The FCA advised consumers to check its warning list, which will be continually updated, before making any investment in digital assets.
“The list will help consumers understand where firms’ promotions may be breaking the law and to consider the promotion with the full information available,” said the FCA.
In its statement, the regulator also took the opportunity to reiterate the inherent risks involved in digital asset investment, saying, “even with the new marketing rules, cryptoassets still remain high-risk and largely unregulated. If something goes wrong, it is unlikely people will have access to consumer protections, so should be prepared to lose all their money.”
The new promotion rules
The FCA introduced the financial promotion regime on June 8. Under the new rules, any promotion of digital currency products or services needs to attach a “clear warning,” notifying investors of the high-risk nature of the assets and potential losses; firms marketing digital assets to U.K. consumers need to introduce a 24-hour cooling-off period for first-time investors to allow them to consider, and possibly back out of, potentially unwise investments; and promotions can only be communicated via certain legal routes, set out by the FCA.
The four lawful routes firms can take to communicate digital asset promotions in the U.K. are if:
- the promotion can be communicated by an “authorized person,” as defined by the FCA. This includes ICVC, the Society of Lloyd’s, and persons with Part 4A permission;
- an unauthorized person can communicate a promotion that has been approved by an authorized person;
- the promotion can be communicated by a digital asset business registered with the FCA under the Money Laundering, Terrorist Financing, and Transfer of Funds Regulations 2017 (MLRs);
- or the promotion meets the conditions of an exemption in the Financial Promotion Order.

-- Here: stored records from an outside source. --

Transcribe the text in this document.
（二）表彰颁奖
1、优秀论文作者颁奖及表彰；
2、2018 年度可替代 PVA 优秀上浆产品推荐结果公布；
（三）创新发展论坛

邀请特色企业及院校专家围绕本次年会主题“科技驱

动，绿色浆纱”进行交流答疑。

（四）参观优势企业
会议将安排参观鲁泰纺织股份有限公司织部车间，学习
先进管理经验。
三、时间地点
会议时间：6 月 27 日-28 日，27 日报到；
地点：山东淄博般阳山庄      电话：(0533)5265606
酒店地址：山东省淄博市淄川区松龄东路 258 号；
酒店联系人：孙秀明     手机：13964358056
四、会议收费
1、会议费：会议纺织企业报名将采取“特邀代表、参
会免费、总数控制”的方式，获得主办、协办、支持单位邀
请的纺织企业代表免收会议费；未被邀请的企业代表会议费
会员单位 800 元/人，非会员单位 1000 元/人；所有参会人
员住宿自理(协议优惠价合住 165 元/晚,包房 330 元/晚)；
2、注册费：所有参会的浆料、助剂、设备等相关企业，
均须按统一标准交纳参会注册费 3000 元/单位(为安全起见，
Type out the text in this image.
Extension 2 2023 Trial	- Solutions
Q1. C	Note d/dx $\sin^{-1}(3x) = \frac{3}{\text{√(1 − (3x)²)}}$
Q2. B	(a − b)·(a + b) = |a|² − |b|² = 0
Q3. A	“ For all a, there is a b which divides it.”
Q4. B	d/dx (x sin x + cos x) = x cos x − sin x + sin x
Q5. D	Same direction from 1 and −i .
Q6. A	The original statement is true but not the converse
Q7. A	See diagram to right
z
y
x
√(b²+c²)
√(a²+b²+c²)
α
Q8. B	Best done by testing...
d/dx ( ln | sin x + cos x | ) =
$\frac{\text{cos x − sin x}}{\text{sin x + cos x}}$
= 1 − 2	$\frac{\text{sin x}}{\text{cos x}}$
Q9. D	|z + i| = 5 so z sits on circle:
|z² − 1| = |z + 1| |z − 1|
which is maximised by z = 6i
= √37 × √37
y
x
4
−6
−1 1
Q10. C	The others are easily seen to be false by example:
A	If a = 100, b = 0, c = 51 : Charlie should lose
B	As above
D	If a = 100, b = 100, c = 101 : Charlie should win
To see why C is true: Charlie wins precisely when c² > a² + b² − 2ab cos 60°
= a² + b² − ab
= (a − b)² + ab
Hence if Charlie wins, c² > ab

Promotions not using one of these legal routes are in breach of the new regime and thus potentially committing “a criminal offense punishable by up to 2 years imprisonment, an unlimited fine, or both.”
Even before the rules came into effect, the FCA saw problems on the horizon. On September 21, the agency felt the need to write to unregistered digital asset firms, warning them over their lack of engagement with the incoming regime.
The letter, titled ‘final warning’ and sent out to digital asset firms marketing to U.K. customers, bemoaned the lack of engagement the FCA had seen despite the deadline edging ever nearer.
“We are concerned by the poor engagement from many unregistered, overseas cryptoasset firms who have U.K. customers on this important change. Many of these firms have refused to engage with the FCA despite our best efforts. For example, only 24 firms responded to a survey that was sent to over 150 firms,” said the FCA.
“The lack of engagement gives us serious concerns about unregistered firms’ readiness to comply with the new regime.”
The FCA also reiterated that digital asset firms operating in the U.K. had been given fair warning about the incoming rules, which “included statements on our website, multiple
letters to firms, and numerous industry engagements.”
As it turned out, these fears came to pass, as only 24 hours after the rules came into effect on October 8, the FCA already had to issue 146 alerts related to breaches of the rules.
The regulator’s latest October 25 update on continued breaches came with a reminder to firms still not engaging with the promotion rules that the FCA intends to look kindly on those who cooperate and act decisively with those who don’t.
“Where firms are engaging with the FCA in good faith with a view toward achieving compliance, we are taking a proportionate approach to implementation,” said the
statement. “However, in the case of non-compliance, we will take robust action to remove illegal content to protect consumers.”
This action may include working with social media platforms, app stores, search engines, domain name registrars, and payment providers to remove, block, and stop the flow of funds to banned promotions.